A comment on a post made in December about winter vegetables and an after-school program this afternoon have me thinking about change-outs in vegetable garden beds.
I had harvested some Tuscan and redbor kale, spinach, and purple mustard from the kitchen garden next to the visitor center to show a group of 2nd graders from a nearby school learning about eating and growing vegetables as part of a Clemson University Healthy Campus Initative outreach program.
It was a fun program; three Clemson students in a nutrition class had talked to the kids at their school last week about eating a rainbow of colors and will do a follow-up next week.
We sniffed herbs, sampled flowers from the bolting collards, looked at lettuces, saw strawberries in flower, and tasted garlic chives. Another three Clemson students (student athletes) helped with the kids, too, and were great (they're part of a group called Tigers who Care -- we're the Clemson Tigers in our athletic programs.

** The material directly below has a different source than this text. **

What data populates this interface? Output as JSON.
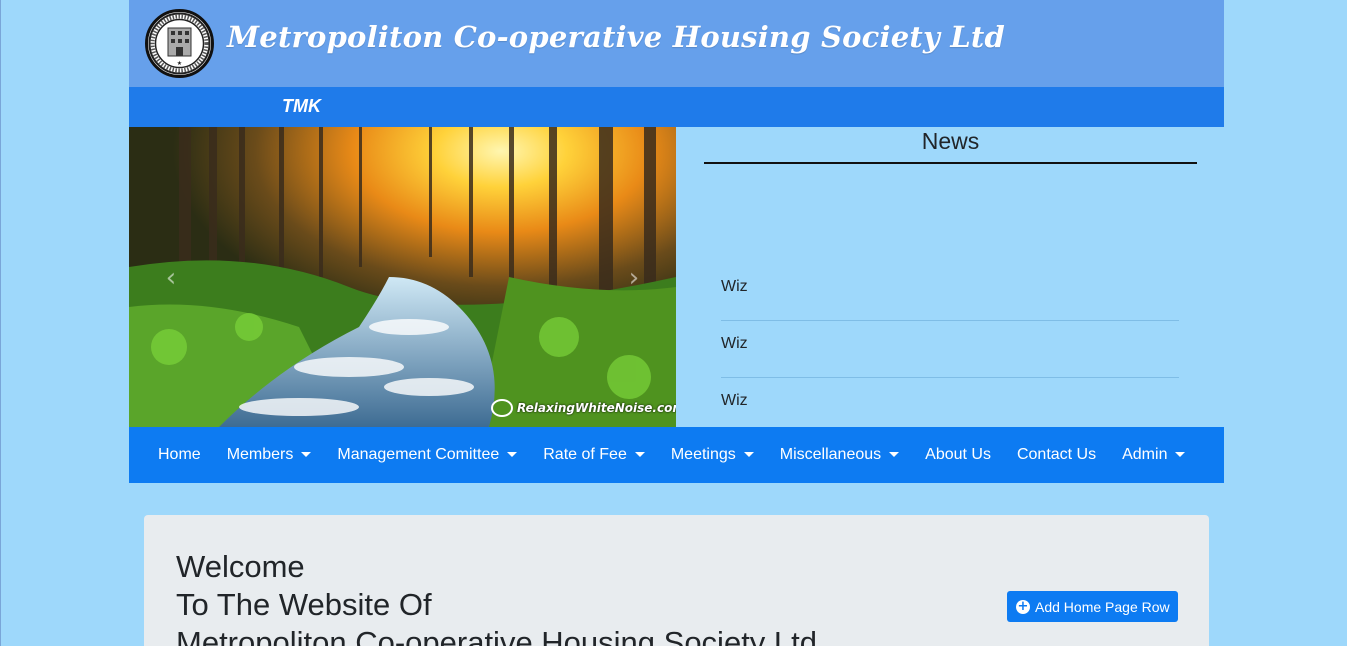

I showed them my flat of spicy salad mix (they all tasted young purple mustard leaves), spinach seedlings, and had them 'plant' in dry potting mix seeds of scarlet runner beans and yard-long beans.
We're about two weeks out from our average last frost date.
The variable temperatures and moisture levels have the kales and collards bolting (some years they last until May). So we'll be pulling out (and giving away) the greens in the visitor center vegetable garden over the next couple of weeks, to make room for the warm-season transplants.